There will never be another Exorcist, but not for lack of trying. By now it’s fair to say William Peter Blatty’s 1971 novel and William Friedkin’s 1973 film version have become folk archetypes, spawning numerous sequels and prequels of the book (Legion, 1983) and movie (Exorcist II: The Heretic, 1977; Exorcist III, 1990; Exorcist IV: The Beginning, 2004; Dominion, 2005), as well as more recent fiction such as Paul Tremblay’s A Head Full of Ghosts and Grady Hendrix’s My Best Friend’s Exorcism (both 2016) and the movies The Exorcism of Emily Rose (2005), The Last Exorcism (2010), and The Devil Inside (2012). The Exorcist has been adapted for radio and theater, and even forms the basis for a new ride at the Universal City Studios theme park. Most recently, Fox TV has reimagined the tale as an ongoing series which lasted for a couple of seasons. It’s enough to make your head spin.
Yet none of the latter-day treatments of The Exorcist‘s themes – anguished parents, conflicted priests, demonic entities – have matched the initial public impact of the original. To understand why, it’s helpful to consider the sociological messages first teased out from the bestseller and the blockbuster in the early 1970s and busily elaborated upon since. Many analysts have noted that, despite its shocking scenes of desecration and defilement, The Exorcist was an inherently conservative story, affirming the power of faith and depicting a misbehaving adolescent’s tortuous journey back to decency and respectfulness (on the late author Blatty’s Facebook page, the staunch Catholic posted anti-abortion and anti-Obama messages). Such a subtext found a responsive audience after the tumult of the protest generation had died down, and in his 2015 history The Invisible Bridge: The Fall of Nixon and the Rise of Reagan, Rich Perlstein even suggested The Exorcist‘s huge success foreshadowed America’s eventual Republican revival.

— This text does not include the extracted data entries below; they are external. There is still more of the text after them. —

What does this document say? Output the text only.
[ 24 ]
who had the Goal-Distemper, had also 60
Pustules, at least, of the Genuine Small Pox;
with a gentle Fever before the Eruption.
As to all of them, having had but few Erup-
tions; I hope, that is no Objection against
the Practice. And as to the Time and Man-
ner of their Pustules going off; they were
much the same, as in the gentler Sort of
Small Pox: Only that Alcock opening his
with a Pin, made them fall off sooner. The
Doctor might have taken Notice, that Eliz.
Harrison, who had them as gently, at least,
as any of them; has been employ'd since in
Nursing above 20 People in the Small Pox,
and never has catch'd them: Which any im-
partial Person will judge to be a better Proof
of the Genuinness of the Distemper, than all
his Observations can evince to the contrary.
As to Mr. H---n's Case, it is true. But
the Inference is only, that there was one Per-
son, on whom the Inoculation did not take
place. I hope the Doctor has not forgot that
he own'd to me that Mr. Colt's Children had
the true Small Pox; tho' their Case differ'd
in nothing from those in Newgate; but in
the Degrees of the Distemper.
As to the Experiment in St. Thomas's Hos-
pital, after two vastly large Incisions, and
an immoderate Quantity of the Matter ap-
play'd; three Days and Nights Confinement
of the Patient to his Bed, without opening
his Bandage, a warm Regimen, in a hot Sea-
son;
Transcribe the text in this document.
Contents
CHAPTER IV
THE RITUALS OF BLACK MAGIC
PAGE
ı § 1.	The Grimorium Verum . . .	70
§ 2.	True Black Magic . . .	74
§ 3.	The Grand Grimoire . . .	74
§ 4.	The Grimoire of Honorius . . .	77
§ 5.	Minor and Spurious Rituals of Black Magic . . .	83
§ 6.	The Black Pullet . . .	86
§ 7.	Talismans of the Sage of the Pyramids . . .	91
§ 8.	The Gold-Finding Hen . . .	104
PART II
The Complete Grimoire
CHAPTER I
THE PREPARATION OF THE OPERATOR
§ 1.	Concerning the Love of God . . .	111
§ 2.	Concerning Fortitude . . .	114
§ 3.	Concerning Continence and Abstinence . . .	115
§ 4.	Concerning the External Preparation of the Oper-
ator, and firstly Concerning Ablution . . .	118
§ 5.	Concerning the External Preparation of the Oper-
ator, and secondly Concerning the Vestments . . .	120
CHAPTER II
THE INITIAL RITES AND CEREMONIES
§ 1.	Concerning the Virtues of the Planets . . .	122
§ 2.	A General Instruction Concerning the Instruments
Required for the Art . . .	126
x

Perhaps more subtle was the novel and picture’s matter-of-fact portrayal of what was essentially a medieval superstition. Publicity handouts at the time emphasized The Exorcist‘s basis in an authentic episode of alleged possession and exorcism from 1949, but didn’t mention that the narrative grossly (in every sense) exaggerated them. This premise was effective upon its debut because of the directness with which the writer and filmmaker confronted the very implausibility of such events in the rational, post-Freud world. The Exorcist was not set in a Transylvanian castle but a modern American home, among educated, secular cosmopolitans, and when Regan MacNeil intones “You’re gonna die up there” to an astronaut guest at her actress mother’s dinner party, she symbolized the clash of reason and revelation that was then shaking the wider culture. To people for whom science and materialism had by then brought very mixed benefits, the idea of deeper, darker truths lurking beyond the bounds of ordinary reality was enormously intriguing. The possessed Regan herself poses little physical danger – rather, it’s the metaphysical implications of her condition which made The Exorcist so influential in its day.
Those implications, when restated in all the reboots and ripoffs, don’t have the same potency now. To the old questions of spirituality versus secularism, the answers are apparent in our tech-glutted society: even if children can be taken over by disembodied, malevolent spirits, well, we still have Google; even if religious rituals can cast demons back to hell, well, we still have to face Donald Trump; even if ancient evils still stalk humanity, well, they can’t do more damage than we’ve already done to ourselves. No 2018 remake can be as relevant now as its inspiration was forty-five years ago. The Exorcist, then, is not just an endlessly recyclable pop classic – though it’s obviously that – but an artifact of a lost era.